In New England there are numerous single and multi-family homes that were built at the turn of the twentieth century or earlier. At the time of construction these homes typically used some form of metal piping for the drain lines. Copper, galvanized steel and cast iron piping are among the most common.
The larger diameter drain lines, from 3” and up, are typically painted black at the factory and are made from cast iron. For over a hundred years plumbers have used cast iron piping for waste lines in residential and commercial plumbing applications. Much of this older piping is reaching the end of its average lifespan.

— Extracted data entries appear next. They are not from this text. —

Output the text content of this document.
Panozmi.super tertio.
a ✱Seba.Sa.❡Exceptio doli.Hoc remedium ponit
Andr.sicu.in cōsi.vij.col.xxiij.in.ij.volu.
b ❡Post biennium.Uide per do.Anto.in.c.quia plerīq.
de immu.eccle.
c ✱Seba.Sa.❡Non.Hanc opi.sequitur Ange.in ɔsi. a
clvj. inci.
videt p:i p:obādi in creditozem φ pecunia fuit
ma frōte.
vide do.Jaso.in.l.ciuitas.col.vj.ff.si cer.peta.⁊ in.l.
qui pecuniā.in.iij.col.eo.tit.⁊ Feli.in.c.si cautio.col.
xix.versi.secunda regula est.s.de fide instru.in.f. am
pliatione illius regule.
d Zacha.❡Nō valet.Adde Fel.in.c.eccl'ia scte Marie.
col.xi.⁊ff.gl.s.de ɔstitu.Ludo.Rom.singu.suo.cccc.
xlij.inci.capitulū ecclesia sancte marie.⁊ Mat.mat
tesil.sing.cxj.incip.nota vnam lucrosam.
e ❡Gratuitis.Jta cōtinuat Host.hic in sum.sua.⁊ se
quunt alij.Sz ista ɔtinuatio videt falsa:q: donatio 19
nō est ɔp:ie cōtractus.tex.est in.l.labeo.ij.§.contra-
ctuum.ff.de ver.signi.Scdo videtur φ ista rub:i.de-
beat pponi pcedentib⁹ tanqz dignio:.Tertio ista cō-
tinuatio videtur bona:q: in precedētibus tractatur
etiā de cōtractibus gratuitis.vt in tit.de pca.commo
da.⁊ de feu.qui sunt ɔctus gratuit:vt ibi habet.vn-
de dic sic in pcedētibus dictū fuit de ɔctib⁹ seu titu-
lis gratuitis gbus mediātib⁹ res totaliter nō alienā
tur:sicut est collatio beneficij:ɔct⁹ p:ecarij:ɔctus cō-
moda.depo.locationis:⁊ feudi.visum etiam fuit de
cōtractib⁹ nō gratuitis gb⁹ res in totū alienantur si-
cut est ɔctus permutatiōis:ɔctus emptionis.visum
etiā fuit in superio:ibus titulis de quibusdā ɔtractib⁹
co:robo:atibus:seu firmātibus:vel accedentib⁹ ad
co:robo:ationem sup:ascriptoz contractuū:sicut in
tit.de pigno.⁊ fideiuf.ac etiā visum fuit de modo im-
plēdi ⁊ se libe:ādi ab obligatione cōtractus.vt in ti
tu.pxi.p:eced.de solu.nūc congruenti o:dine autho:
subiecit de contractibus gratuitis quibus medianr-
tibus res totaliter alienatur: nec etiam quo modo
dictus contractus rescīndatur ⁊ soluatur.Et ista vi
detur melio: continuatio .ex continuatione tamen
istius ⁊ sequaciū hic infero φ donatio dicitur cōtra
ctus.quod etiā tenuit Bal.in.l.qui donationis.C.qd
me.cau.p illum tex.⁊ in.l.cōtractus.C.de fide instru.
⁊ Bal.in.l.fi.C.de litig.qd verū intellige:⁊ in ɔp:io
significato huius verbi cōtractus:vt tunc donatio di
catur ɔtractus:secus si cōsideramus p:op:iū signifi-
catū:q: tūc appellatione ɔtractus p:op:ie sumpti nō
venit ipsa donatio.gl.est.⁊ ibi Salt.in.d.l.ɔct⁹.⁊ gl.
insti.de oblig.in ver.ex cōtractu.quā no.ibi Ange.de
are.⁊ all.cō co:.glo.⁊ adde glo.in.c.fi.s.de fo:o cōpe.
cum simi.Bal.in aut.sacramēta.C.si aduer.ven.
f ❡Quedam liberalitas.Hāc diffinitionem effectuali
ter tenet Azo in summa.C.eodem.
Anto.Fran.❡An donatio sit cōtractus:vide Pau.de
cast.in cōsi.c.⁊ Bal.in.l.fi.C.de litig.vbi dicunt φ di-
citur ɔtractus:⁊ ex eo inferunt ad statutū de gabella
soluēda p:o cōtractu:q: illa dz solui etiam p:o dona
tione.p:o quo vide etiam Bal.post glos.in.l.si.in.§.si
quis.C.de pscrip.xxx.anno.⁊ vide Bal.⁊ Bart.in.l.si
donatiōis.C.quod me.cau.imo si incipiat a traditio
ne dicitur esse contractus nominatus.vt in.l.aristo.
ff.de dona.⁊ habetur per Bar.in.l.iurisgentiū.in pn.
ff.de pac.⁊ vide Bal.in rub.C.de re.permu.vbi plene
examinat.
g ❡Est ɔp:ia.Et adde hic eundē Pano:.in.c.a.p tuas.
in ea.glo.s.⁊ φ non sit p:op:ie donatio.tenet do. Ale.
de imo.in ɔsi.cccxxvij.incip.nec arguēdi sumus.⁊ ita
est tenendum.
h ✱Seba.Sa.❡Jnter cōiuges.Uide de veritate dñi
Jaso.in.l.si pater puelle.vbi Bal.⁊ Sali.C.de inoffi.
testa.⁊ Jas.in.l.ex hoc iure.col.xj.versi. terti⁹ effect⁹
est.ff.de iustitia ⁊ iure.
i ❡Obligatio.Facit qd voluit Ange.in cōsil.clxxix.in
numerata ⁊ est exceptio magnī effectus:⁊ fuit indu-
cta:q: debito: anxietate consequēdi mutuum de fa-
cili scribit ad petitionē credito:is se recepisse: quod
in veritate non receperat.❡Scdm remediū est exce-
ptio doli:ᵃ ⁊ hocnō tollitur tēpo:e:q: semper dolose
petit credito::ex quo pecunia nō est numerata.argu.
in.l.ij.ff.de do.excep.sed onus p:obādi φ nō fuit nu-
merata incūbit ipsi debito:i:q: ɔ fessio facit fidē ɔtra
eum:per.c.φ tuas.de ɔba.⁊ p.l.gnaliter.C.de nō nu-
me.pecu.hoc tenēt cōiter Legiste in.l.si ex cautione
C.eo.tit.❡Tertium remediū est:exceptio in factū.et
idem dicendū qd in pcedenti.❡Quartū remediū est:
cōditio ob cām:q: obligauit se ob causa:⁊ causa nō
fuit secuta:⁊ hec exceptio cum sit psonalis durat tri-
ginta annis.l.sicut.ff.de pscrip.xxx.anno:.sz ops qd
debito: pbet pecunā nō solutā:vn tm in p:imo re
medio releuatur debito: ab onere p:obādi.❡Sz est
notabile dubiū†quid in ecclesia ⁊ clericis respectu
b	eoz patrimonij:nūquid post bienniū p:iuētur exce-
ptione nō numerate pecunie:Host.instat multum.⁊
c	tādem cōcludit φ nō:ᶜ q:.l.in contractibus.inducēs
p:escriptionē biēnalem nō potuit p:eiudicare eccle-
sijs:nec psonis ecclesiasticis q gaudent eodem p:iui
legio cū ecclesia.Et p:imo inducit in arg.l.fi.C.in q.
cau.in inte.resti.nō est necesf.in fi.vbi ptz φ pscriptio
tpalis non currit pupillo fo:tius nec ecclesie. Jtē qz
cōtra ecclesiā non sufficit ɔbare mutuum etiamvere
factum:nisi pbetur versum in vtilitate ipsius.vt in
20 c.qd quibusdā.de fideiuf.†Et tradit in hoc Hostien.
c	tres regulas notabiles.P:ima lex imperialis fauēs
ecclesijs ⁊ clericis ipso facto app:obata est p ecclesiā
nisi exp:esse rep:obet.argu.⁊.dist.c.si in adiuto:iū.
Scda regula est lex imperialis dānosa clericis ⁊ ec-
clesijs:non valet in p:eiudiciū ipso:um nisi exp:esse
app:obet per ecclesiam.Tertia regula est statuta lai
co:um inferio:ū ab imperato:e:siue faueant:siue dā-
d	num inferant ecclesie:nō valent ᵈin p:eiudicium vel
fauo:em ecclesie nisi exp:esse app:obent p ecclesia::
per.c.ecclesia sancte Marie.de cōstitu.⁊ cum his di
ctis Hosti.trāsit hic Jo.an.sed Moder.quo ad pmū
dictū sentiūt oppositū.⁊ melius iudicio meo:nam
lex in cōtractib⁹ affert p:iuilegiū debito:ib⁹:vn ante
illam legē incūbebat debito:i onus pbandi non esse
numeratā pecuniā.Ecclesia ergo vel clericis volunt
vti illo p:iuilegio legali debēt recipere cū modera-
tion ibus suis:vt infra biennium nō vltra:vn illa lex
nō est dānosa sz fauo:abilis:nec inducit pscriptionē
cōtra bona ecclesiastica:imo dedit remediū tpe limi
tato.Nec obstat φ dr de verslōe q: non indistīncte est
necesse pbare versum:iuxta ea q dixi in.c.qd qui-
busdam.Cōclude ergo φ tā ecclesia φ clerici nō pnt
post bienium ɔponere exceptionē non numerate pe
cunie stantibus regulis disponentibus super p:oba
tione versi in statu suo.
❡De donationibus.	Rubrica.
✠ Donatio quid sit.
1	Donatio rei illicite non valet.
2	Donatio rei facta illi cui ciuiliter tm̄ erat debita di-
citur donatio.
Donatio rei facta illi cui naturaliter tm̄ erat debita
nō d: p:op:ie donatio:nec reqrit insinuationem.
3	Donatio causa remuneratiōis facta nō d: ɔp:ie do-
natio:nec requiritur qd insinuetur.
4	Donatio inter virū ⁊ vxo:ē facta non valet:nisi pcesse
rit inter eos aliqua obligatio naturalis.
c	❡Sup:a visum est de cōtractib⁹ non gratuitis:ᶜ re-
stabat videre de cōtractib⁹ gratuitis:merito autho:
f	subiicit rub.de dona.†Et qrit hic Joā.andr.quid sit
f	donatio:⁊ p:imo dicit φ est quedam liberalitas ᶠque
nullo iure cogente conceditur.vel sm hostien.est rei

When performing a home inspection in a home that is 50 years or older, I try to pay special attention to the cast iron waste lines that are accessible. While cast iron piping typically lasts somewhere between 80 and 100 years, it can begin to fail in as little as 50 or 60 years if it was lower quality or there were manufacturing defects.
One of the common ways that cast iron piping exhibits early signs of failure is through pinhole corrosion. These small globs of rust are locations on the pipe that have gotten thin and have either cracked or perforated. Tiny droplets of sewage may seep through, but then rust will fill the hole and temporarily close it off. As the corrosion continues, the hole expands and so does the rusty mass. This can occur anywhere on the pipe, but it is very common to find it on the large fittings at the main plumbing stack.
You should never attempt to scrape or remove this rusty glob from the pipe. Chances are you would be left with a small hole and possibly create an active leak in the process. Always look at the area immediately below. Chances are you’ll see some small splatters on the basement floor or on household objects or boxes that have been sitting under the piping for a long time. If so, that’s contaminated waste water. This condition may not have the same urgency as a ruptured water heater, but you should monitor these areas very closely and plan on calling in a licensed plumber for help. Depending on the technician, your contractor may replace the fitting with another hub and spigot, a no-hub connection or even change out the affected piping with PVC.